Outro ponto de partida é Jean Grey (
Famke Janssen). Ela morreu no final do outro filme, mas volta agora, com todos seus poderes liberados. Transforma-se, pois, em Fênix, o ser mais poderoso do universo. Essa é uma das principais sagas dos X-Men mas, infelizmente, não foi tratada com a consideração que merecia. Adaptada para ser coadjuvante da trama sobre a vacina, não funciona tão bem. Fênix, que poderia mudar a rota da Terra, explodir o sol, transformar a lua num sorvete de baunilha, contenta-se apenas em matar umas pessoas aqui, uns mutantes ali, e levantar as águas do rio. No começo funciona muito bem, principalmente seu confronto com o Professor Xavier (
Patrick Stewart). Nesse momento, podemos antever quantas coisas fantásticas ela fará. Mas não faz.
O diretor
Brett Ratner não fica devendo muito a seu antecessor,
Bryan Singer. Resolve com desenvoltura cenas de luta, consegue mostrar a profundidade possível dos personagens e comanda bem toda a loucura de certas seqüências. Realmente, o filme é fabuloso em vários aspectos. Acerta no ritmo, nas doses de tensão, não tenta se impor pela força, vai com calma desenrolando sua trama até chegar num ápice que, apesar de algumas coisas, é um bom desfecho.

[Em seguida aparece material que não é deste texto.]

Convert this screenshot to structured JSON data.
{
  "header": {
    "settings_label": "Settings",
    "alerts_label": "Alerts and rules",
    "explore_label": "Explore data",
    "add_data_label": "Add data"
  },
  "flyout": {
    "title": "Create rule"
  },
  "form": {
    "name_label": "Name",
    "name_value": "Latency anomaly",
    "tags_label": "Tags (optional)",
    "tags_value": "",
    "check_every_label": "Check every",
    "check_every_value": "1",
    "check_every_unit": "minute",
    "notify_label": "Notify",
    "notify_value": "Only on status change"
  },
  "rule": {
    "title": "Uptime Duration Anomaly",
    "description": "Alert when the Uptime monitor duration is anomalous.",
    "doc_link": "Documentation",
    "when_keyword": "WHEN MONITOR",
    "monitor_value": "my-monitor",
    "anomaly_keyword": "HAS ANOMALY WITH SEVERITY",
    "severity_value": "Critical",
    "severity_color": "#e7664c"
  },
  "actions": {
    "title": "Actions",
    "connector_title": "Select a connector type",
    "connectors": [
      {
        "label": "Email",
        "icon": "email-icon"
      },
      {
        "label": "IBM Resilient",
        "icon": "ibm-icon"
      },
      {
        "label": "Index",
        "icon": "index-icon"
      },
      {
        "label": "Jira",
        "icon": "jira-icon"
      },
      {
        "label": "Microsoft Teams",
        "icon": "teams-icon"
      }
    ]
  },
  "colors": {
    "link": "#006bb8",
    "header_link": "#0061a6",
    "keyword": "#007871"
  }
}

Mas Ratner não consegue disfarçar uma certa inexpressividade ao deixar, por exemplo, mutantes parados quando deviam estar fazendo alguma coisa. Fênix, estática sobre um monte de entulho, com uma fogueira atrás, enquanto desmancha pessoas no ar é um tanto sem graça e não dá a impressão de força e poder que deveria dar. Aliás, ela não deveria nem estar bagunçando a Ilha de Alcatraz, deveria estar querendo derreter a galáxia.
Em matéria de personagens, estamos relativamente bem. É sentida a falta do mutante com melhor efeito especial: Noturno, mas em compensação temos o Fera (
Kelsey Grammer, protagonista da extinta série
Frasier e um dos maiores cachês pagos na produção), Anjo (
Ben Foster), Fanático (
Vinnie Jones) e Arco Voltaico (
Omahyra), entre outros, além de maior destaque para Homem de Gelo (
Shawn Ashmore), Colossus(
Daniel Cudmore) e Kitty Pride (
Ellen Page). E Mística (
Rebecca Romijn), como sempre, interessantíssima.

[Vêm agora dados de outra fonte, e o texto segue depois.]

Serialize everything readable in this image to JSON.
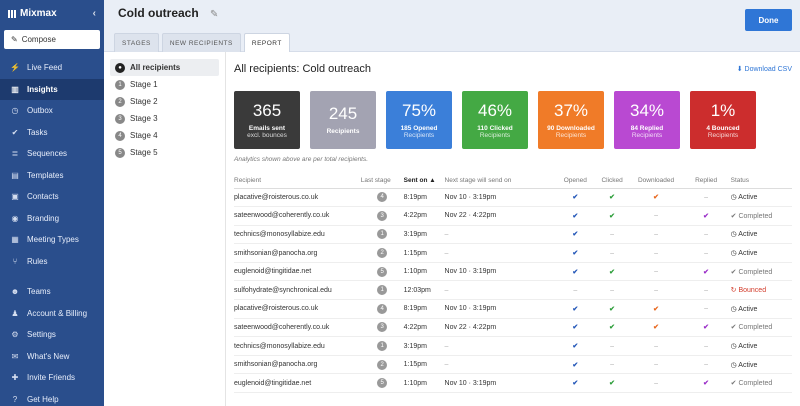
{
  "app": {
    "name": "Mixmax",
    "compose": "Compose"
  },
  "sidebar": {
    "items": [
      {
        "label": "Live Feed",
        "icon": "bolt-icon",
        "glyph": "⚡"
      },
      {
        "label": "Insights",
        "icon": "bar-chart-icon",
        "glyph": "▥",
        "active": true
      },
      {
        "label": "Outbox",
        "icon": "clock-icon",
        "glyph": "◷"
      },
      {
        "label": "Tasks",
        "icon": "check-circle-icon",
        "glyph": "✔"
      },
      {
        "label": "Sequences",
        "icon": "sequences-icon",
        "glyph": "≣"
      },
      {
        "label": "Templates",
        "icon": "document-icon",
        "glyph": "▤"
      },
      {
        "label": "Contacts",
        "icon": "contact-card-icon",
        "glyph": "▣"
      },
      {
        "label": "Branding",
        "icon": "palette-icon",
        "glyph": "◉"
      },
      {
        "label": "Meeting Types",
        "icon": "calendar-icon",
        "glyph": "▦"
      },
      {
        "label": "Rules",
        "icon": "rules-icon",
        "glyph": "⑂"
      }
    ],
    "bottom_items": [
      {
        "label": "Teams",
        "icon": "team-icon",
        "glyph": "☻"
      },
      {
        "label": "Account & Billing",
        "icon": "person-icon",
        "glyph": "♟"
      },
      {
        "label": "Settings",
        "icon": "gear-icon",
        "glyph": "⚙"
      },
      {
        "label": "What's New",
        "icon": "megaphone-icon",
        "glyph": "✉"
      },
      {
        "label": "Invite Friends",
        "icon": "gift-icon",
        "glyph": "✚"
      },
      {
        "label": "Get Help",
        "icon": "help-icon",
        "glyph": "?"
      }
    ]
  },
  "header": {
    "title": "Cold outreach",
    "done": "Done",
    "tabs": [
      "STAGES",
      "NEW RECIPIENTS",
      "REPORT"
    ],
    "active_tab": 2
  },
  "stages": [
    {
      "num": "●",
      "label": "All recipients",
      "active": true
    },
    {
      "num": "1",
      "label": "Stage 1"
    },
    {
      "num": "2",
      "label": "Stage 2"
    },
    {
      "num": "3",
      "label": "Stage 3"
    },
    {
      "num": "4",
      "label": "Stage 4"
    },
    {
      "num": "5",
      "label": "Stage 5"
    }
  ],
  "report": {
    "title": "All recipients: Cold outreach",
    "download": "Download CSV",
    "note": "Analytics shown above are per total recipients.",
    "cards": [
      {
        "big": "365",
        "l1": "Emails sent",
        "l2": "excl. bounces",
        "color": "#3a3a3a"
      },
      {
        "big": "245",
        "l1": "Recipients",
        "l2": "",
        "color": "#a3a3b2"
      },
      {
        "big": "75%",
        "l1": "185 Opened",
        "l2": "Recipients",
        "color": "#3b7fd9"
      },
      {
        "big": "46%",
        "l1": "110 Clicked",
        "l2": "Recipients",
        "color": "#44a944"
      },
      {
        "big": "37%",
        "l1": "90 Downloaded",
        "l2": "Recipients",
        "color": "#f07b28"
      },
      {
        "big": "34%",
        "l1": "84 Replied",
        "l2": "Recipients",
        "color": "#b949d2"
      },
      {
        "big": "1%",
        "l1": "4 Bounced",
        "l2": "Recipients",
        "color": "#cc2d2d"
      }
    ],
    "columns": [
      "Recipient",
      "Last stage",
      "Sent on",
      "Next stage will send on",
      "Opened",
      "Clicked",
      "Downloaded",
      "Replied",
      "Status"
    ],
    "rows": [
      {
        "email": "placative@roisterous.co.uk",
        "stage": "4",
        "sent": "8:19pm",
        "next": "Nov 10 · 3:19pm",
        "opened": "✔",
        "clicked": "✔",
        "downloaded": "✔",
        "replied": "–",
        "status": "Active",
        "status_icon": "◷"
      },
      {
        "email": "sateenwood@coherently.co.uk",
        "stage": "3",
        "sent": "4:22pm",
        "next": "Nov 22 · 4:22pm",
        "opened": "✔",
        "clicked": "✔",
        "downloaded": "–",
        "replied": "✔",
        "status": "Completed",
        "status_icon": "✔"
      },
      {
        "email": "technics@monosyllabize.edu",
        "stage": "1",
        "sent": "3:19pm",
        "next": "–",
        "opened": "✔",
        "clicked": "–",
        "downloaded": "–",
        "replied": "–",
        "status": "Active",
        "status_icon": "◷"
      },
      {
        "email": "smithsonian@panocha.org",
        "stage": "2",
        "sent": "1:15pm",
        "next": "–",
        "opened": "✔",
        "clicked": "–",
        "downloaded": "–",
        "replied": "–",
        "status": "Active",
        "status_icon": "◷"
      },
      {
        "email": "euglenoid@tingitidae.net",
        "stage": "5",
        "sent": "1:10pm",
        "next": "Nov 10 · 3:19pm",
        "opened": "✔",
        "clicked": "✔",
        "downloaded": "–",
        "replied": "✔",
        "status": "Completed",
        "status_icon": "✔"
      },
      {
        "email": "sulfohydrate@synchronical.edu",
        "stage": "1",
        "sent": "12:03pm",
        "next": "–",
        "opened": "–",
        "clicked": "–",
        "downloaded": "–",
        "replied": "–",
        "status": "Bounced",
        "status_icon": "↻"
      },
      {
        "email": "placative@roisterous.co.uk",
        "stage": "4",
        "sent": "8:19pm",
        "next": "Nov 10 · 3:19pm",
        "opened": "✔",
        "clicked": "✔",
        "downloaded": "✔",
        "replied": "–",
        "status": "Active",
        "status_icon": "◷"
      },
      {
        "email": "sateenwood@coherently.co.uk",
        "stage": "3",
        "sent": "4:22pm",
        "next": "Nov 22 · 4:22pm",
        "opened": "✔",
        "clicked": "✔",
        "downloaded": "✔",
        "replied": "✔",
        "status": "Completed",
        "status_icon": "✔"
      },
      {
        "email": "technics@monosyllabize.edu",
        "stage": "1",
        "sent": "3:19pm",
        "next": "–",
        "opened": "✔",
        "clicked": "–",
        "downloaded": "–",
        "replied": "–",
        "status": "Active",
        "status_icon": "◷"
      },
      {
        "email": "smithsonian@panocha.org",
        "stage": "2",
        "sent": "1:15pm",
        "next": "–",
        "opened": "✔",
        "clicked": "–",
        "downloaded": "–",
        "replied": "–",
        "status": "Active",
        "status_icon": "◷"
      },
      {
        "email": "euglenoid@tingitidae.net",
        "stage": "5",
        "sent": "1:10pm",
        "next": "Nov 10 · 3:19pm",
        "opened": "✔",
        "clicked": "✔",
        "downloaded": "–",
        "replied": "✔",
        "status": "Completed",
        "status_icon": "✔"
      }
    ]
  }
}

Há que se notar uma coisa: todos os que se juntam a Magneto têm um visual punk: vestem-se de preto, usam penteados esquisitos, tatuagens, piercings. Será que mutantes mais comportados não poderiam se revoltar também? Ou os bonitinhos e cheirosos se identificam só com os X-Men?
Pela terceira vez mudam o corte de cabelo da Tempestade (
Halle Berry). Ficou bonito, inclusive. Poderiam também ter mudado o capacete do Magneto, que fica um tanto ridículo em Ian McKellen.